İnsanlık tarihinde “dil”iyle bizim kadar oynayan bir millet daha gösterilemez. Kendi temel problemlerini sağlıklı bir şekilde çözmeye çalışan toplumların dillerini nasıl muhafaza ettiklerini araştırdığımızda, karşımıza, bu milletlerin dünya literatüründe çok önemli yerler işgal ettikleri çıkar.
Bu açıdan baktığımızda, Türkçe’nin istikbali ümit verici gibi görülmüyor. 70 yıldır denenen, değiştirilen ve dönüştürülen Türkçe kelimelerin yazı ve konuşma dilini ne ölçüde etkilediği ortada iken, Harf İnkılâbı hakkında “gerekli miydi, gereksiz miydi” tartışmalarına girmek bile çok yanlış.
Türkçe’yi “bilimsel” olarak geliştirmeyi gaye edinen “Türk Dili Tetkik Cemiyeti”nin (Türk Dil Kurumu-1932), 1940’tan sonra dilimizi nasıl kısırlaştırdığı da bilinen bir gerçek. Dilin ahengini, şivesini ve hatta mantığını bozan bu temayül, CHP’nin Hükûmet Programına bile şu kelimelerle yansımıştı (1935): Aktı (ücret), arsıulusal (beynelmilel), bağımsız (müstakil), baysallık (huzur ve sükûn), evin (cevher), girişit (teşebbüsat), içtem (samimî), kınav (faaliyet), nomal (tabii), salnak (matrah), savga (müdafaa), sevgenlik (şefkat), şarlık (belediye), üsnomal (fevkalâde), yasav (inzibat), yüret (icra)…
O zamanlar, “Öztürkçe”cilik ismi altında bazı gizli maksatlara hizmet eden bazı aydınlar, halkı ideolojik olarak da kamplara böldü.

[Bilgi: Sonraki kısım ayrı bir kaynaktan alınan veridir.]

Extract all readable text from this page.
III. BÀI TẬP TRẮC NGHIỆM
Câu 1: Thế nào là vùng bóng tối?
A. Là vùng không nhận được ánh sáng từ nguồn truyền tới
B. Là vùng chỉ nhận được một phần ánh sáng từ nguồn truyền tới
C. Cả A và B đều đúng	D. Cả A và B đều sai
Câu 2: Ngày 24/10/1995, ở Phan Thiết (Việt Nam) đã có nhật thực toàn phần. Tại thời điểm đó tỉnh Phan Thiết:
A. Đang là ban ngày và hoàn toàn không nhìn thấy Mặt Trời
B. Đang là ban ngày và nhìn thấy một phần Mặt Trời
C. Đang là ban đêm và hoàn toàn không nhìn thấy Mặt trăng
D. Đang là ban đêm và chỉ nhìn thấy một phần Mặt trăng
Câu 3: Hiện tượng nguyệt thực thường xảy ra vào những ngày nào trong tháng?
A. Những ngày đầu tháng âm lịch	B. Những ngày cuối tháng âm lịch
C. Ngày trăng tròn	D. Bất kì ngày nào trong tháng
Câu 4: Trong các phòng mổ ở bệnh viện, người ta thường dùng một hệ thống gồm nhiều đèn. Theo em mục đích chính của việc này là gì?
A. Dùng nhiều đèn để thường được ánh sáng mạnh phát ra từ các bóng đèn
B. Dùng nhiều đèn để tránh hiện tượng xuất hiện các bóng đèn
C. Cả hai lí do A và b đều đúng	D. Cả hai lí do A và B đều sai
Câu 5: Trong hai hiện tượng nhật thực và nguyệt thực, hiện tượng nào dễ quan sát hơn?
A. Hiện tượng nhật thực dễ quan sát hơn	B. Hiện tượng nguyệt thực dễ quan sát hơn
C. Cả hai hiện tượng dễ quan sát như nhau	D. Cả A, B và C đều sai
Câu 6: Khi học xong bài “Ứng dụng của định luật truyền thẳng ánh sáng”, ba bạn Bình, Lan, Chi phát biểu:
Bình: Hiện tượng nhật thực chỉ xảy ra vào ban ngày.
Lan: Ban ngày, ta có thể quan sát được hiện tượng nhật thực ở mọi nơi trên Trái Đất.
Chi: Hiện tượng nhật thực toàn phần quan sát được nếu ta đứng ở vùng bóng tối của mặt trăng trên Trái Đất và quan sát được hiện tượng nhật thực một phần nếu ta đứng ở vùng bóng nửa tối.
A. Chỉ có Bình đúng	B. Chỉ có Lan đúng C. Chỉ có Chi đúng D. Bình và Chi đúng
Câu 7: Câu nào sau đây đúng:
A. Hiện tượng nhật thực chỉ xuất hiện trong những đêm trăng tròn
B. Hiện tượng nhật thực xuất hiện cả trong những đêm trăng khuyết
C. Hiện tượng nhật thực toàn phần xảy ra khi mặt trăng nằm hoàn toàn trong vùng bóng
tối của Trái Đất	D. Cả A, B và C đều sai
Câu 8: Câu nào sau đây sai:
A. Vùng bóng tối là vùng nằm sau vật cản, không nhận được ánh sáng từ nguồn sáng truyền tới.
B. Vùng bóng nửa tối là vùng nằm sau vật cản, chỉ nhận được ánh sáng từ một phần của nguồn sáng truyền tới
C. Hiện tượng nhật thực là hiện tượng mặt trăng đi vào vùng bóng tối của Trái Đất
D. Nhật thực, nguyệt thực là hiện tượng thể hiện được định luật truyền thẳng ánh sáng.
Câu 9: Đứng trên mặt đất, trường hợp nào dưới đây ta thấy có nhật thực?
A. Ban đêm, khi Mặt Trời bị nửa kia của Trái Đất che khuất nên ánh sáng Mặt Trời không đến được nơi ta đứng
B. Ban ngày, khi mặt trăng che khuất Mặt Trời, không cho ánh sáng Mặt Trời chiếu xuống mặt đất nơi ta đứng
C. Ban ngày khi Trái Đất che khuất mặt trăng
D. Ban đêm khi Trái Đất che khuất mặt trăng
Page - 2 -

Türkçecilik, Öztürkçecilik, gericilik ve ilericilik olarak tarifini buldu.
Uydurca/Yeni Bir Dil
Rahmetli Cemil Meriç, bu yeni dil anlayışına (!) “uydurca” ismini vermişti haklı olarak…
Prof. Dr. Mehmet Kaplan’ın, “Maziyi ve hâlihazırı tamamıyla inkâr ederek ve yıkarak yerine yalnız kendi düşüncelerine uygun bir cemiyet kurmak. Dünden kalan ve bugün yazılan kitaplarda gençleri maziye, dine götüren fikirler vardır. Gençlerin onları okumaması ve anlamaması lâzımdır” diyerek, uydurmacılığa şiddetle karşı çıkması mânâlı değil midir? Araştırmacıların, gençlerin eski kaynaklara yönelmesini önlemek düşüncesiyle icat edilen bu yeni “dil”, sadece Türkiye için değil, Türkiye dışında bulunan iki yüz milyon Türk’ü de birbirine yabancılaştırmak için atılmış bir yem olarak yerleşti hayatımıza.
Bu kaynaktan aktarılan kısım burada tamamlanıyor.